"They [members of the technical committee] should trust the integrity of the judges," says Germany's Waldeck. "By trying to get everyone to stay in line, you are going to end up with boring skating, because there will be only one way of thinking. You can't say, 'I like it.' You have to be able to defend it, to prove it."
That's what's happening when you see judges scribbling madly during a performance. They are keeping track of details of a skater's program, an exercise that serves two purposes. The judge is able to use those notes to compare the first skater with the 24th, and he is able to use them for his defense when he is grilled by the referee after the competition. Some judges make notes without taking their eyes off the skater, using a personal shorthand that resembles hieroglyphics. But others must sneak peeks at their worksheets as they write.
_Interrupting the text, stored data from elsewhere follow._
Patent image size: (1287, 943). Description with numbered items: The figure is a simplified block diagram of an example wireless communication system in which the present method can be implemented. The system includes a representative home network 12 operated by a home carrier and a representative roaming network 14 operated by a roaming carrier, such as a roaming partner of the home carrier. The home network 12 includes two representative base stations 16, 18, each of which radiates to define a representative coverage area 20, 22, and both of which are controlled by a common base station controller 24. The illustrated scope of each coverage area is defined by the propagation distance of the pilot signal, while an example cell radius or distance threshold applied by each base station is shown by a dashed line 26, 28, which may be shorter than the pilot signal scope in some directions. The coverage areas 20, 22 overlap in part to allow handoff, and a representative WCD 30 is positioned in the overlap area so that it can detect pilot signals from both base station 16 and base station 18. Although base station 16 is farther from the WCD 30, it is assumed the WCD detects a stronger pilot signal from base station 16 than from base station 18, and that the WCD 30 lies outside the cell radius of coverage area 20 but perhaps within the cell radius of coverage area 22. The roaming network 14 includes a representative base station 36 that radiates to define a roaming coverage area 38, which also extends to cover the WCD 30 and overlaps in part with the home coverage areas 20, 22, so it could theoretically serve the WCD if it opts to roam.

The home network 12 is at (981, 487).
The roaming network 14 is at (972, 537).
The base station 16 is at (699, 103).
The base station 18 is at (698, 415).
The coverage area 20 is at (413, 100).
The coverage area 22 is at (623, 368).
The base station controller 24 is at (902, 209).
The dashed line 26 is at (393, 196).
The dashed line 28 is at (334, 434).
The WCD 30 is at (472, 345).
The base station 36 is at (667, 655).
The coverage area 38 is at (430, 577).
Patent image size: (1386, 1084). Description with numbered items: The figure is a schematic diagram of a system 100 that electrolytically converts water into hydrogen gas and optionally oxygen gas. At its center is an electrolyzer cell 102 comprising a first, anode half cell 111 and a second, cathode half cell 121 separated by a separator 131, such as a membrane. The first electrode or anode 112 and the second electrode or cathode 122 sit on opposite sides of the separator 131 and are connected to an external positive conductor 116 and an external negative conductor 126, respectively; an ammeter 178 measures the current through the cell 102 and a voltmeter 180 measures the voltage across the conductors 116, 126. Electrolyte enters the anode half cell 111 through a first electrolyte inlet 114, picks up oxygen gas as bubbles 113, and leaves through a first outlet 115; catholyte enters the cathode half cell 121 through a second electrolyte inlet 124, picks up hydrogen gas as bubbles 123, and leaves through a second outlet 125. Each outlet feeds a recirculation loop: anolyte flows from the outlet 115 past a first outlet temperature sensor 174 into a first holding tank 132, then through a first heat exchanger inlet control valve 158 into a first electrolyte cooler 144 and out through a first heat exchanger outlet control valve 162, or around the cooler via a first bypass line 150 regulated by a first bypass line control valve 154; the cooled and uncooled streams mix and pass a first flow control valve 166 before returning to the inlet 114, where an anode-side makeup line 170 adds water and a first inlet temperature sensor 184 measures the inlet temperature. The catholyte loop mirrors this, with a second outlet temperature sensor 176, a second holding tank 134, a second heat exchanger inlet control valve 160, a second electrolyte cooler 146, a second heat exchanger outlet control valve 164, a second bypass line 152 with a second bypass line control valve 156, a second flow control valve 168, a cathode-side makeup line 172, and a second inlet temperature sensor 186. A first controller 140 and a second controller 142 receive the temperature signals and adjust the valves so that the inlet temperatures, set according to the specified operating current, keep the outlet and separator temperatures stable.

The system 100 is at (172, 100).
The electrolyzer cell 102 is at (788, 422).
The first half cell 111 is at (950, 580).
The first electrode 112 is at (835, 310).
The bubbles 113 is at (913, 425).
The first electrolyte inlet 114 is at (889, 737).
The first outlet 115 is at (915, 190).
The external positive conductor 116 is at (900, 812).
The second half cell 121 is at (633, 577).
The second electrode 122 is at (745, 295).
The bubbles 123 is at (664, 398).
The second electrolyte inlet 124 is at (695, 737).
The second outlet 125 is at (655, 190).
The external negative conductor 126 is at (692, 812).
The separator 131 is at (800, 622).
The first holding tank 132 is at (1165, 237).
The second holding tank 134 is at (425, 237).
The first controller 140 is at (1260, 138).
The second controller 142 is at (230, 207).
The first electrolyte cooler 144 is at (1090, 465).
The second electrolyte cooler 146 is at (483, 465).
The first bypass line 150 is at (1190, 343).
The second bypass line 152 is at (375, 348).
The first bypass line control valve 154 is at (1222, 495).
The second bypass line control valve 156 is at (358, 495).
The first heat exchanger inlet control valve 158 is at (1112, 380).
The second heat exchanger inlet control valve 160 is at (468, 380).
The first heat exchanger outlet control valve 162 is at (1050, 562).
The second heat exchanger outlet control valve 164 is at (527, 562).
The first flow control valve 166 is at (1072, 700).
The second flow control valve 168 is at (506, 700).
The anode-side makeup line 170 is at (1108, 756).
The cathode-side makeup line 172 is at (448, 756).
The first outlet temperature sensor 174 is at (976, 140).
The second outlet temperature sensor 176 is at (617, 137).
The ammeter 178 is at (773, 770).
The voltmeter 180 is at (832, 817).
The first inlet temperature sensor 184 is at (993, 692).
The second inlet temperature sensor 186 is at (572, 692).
Evy Scotvold, who coached Kerrigan and Wylie, among many others, says that when he really wants to depress himself, he watches judges scribbling during a performance, noting how much they miss. "We look too much at details," says one judge. "Counting revolutions on every spin, you cannot see the quality of the entire program."
The ISU is experimenting with instant replay to alleviate the pressure on the judges. That way, if a judge questions whether a spin had the requisite eight revolutions, a punch of a button would allow him another look. Coaches aren't dummies. In the short program they nearly always choreograph the critical combination jump so it's performed in a corner on the side where the judges are sitting. As a result, half of the panel is blocked from having a clear view by the other half. Judges can't deduct what they can't see, so on a questionable landing, the skater gets the benefit of the doubt. Instant replay might help solve this problem, although a competition would inevitably pay a price in delays.
Part of figure skating's allure will always be its subjective nature. This isn't a game of inches, of clear delineation between fair ball or foul. It's a sport based on preferences and tastes. A performance that gives one judge goose bumps might give another the creeps, which is what makes the judging world go around and sends skaters and audiences into a tizzy. "Sometimes you just scratch your head," says Croatia's Sanda Dubravcic, a former skater who is an international judge. "Even if you're an insider."